Non basta la notte delle foglie
che d'improvviso si fa argento
se il meriggio inchiostra di luce
i nostri volti affaticati al sole,
le palpebre strette a non contenere
la parte di morte estatica nella luce
cantata aperta dalla gola del cielo,
troppa avidità di mondo non è nostra
di tenera carne, ma il suo tronco
è scura radice alta dalla terra,
contorta mano tutta la regge
l'infiammata giostra che noi ci logora
di collina in collina nell'abbaglio
dove fulineamente recliniamo.
Forza di radice nutrita dall'aria del lampo
si sta tra terra e cielo rammemorando
immobile il presente.

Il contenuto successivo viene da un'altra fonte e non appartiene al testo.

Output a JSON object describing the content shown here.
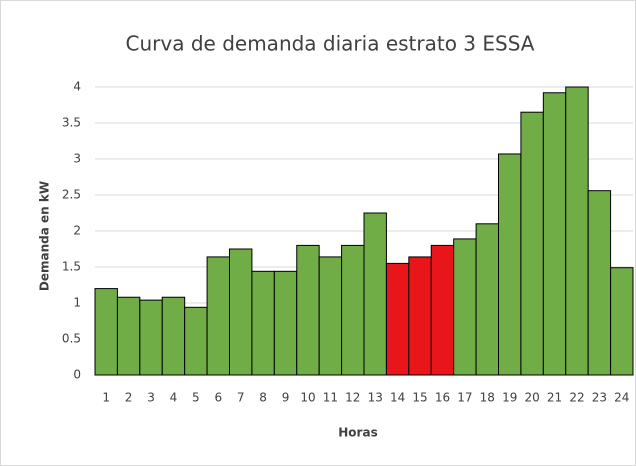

Non è per noi l'ulivo
di troppe fiamme, ci ha dato
la luce tenue della lampada che l'abbassi
nella stanza se piangi, non ti sentano
di là nello scalpiccio affaccendato loro
che ti hanno nel friabile cuore e ti tengono
e l'olio per la ferita fatta dolce molle,
la carne tra sé baciante nei lembi
fino alla cicatrice, unica medaglia,
che giorno in giorno sfreghiamo con le dita
perché ci tenga in noi, nell'avvenuto tempo
e in ultimo il balsamo che leviga l'inguine
lo fa nuovo di bell'incarnato chiarito perché
resistano, nella piana degli ulivi, gli amanti,
non si lascino sciogliere mai, mai disfare.